O ex-governador de Minas Gerais e pré-candidato à Presidência, Romeu Zema, mantém um discurso de união da direita, mas volta a criticar a relação do senador Flávio Bolsonaro com o banqueiro Daniel Vorcaro, a quem chama de 'bandido'. Em entrevista recente, Zema afirmou que não concorda com 'quem se aproxima de bandido', mas garantiu que apoiará Flávio caso ele chegue ao segundo turno das eleições de 2026.
Equilíbrio entre críticas e apoio
Zema busca equilibrar sua posição pública: de um lado, critica duramente o envolvimento de Flávio com Vorcaro, que está no centro do escândalo Master; de outro, defende a união da direita para derrotar a esquerda no segundo turno. O ex-governador sente-se traído pela aproximação de Flávio com o banqueiro, mas não abre mão do alinhamento político.
Relação com Vorcaro
Daniel Vorcaro, banqueiro investigado por irregularidades financeiras, é tratado por Zema como 'bandido'. A ligação de Flávio com ele gerou desconforto entre aliados, mas Zema evita romper totalmente com o senador, priorizando a estratégia eleitoral.
Zema descarta ser vice de outros candidatos e mantém o foco em consolidar sua própria candidatura presidencial.
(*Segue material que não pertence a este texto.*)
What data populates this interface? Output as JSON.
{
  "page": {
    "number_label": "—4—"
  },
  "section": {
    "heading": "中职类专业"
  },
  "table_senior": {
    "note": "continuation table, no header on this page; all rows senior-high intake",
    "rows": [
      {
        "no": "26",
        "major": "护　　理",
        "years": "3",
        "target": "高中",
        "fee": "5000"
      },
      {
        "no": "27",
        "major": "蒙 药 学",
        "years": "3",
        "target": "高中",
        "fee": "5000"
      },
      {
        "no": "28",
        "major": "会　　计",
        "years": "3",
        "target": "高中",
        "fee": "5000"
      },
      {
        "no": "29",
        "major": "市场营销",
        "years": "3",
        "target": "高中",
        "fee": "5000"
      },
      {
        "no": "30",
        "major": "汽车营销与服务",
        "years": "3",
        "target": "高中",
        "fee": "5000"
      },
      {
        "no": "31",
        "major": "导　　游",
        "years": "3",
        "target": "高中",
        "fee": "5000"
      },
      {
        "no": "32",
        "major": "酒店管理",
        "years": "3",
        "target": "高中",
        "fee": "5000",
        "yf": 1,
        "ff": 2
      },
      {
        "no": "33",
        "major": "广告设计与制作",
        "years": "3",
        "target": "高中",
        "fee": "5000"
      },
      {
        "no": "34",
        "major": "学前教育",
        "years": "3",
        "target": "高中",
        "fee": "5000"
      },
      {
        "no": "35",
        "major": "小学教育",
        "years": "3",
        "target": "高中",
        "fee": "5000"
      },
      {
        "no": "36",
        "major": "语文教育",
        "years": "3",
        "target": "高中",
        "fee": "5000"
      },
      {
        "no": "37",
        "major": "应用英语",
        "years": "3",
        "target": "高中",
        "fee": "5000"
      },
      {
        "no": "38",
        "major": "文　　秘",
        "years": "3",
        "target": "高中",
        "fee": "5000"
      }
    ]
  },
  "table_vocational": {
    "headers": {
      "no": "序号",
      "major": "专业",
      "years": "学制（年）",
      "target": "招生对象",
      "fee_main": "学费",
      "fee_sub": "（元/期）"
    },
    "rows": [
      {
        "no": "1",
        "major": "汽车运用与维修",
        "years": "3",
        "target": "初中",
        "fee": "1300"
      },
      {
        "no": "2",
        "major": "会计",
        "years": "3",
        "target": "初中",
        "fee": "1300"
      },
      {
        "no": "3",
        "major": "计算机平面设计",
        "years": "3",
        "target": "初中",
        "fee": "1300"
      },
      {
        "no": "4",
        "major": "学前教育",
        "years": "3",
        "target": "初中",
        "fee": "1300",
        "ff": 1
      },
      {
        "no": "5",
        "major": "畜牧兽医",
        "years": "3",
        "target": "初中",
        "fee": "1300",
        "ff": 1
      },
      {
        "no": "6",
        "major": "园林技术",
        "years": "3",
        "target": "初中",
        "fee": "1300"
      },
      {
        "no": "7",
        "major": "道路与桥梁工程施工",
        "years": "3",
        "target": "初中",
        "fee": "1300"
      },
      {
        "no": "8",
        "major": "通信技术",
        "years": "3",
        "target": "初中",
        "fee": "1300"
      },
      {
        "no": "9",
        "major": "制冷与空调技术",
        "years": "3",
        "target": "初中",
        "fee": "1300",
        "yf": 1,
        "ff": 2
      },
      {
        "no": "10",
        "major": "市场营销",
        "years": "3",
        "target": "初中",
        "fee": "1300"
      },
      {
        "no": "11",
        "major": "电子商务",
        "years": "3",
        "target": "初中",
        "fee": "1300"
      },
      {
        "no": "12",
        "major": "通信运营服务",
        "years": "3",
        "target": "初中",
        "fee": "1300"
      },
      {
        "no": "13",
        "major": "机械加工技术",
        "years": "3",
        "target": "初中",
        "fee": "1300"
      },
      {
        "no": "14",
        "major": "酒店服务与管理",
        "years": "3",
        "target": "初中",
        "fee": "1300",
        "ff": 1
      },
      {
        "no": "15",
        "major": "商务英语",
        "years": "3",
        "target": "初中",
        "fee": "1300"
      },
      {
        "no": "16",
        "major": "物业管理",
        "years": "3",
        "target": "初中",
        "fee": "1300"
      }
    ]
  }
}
Ele acredita que a direita precisa de união, mas sem abrir mão de princípios éticos.
União da direita
Apesar das críticas, Zema afirma que apoiará Flávio Bolsonaro se ambos forem para o segundo turno. 'Não concordo com quem se aproxima de bandido, mas a união da direita é fundamental para evitar que a esquerda volte ao poder', declarou. A declaração reflete a tentativa de Zema de navegar entre a defesa de valores pessoais e a necessidade de alianças políticas.
O ex-governador também criticou a polarização atual e defendeu um projeto de país que una diferentes setores da direita, sem radicalismos.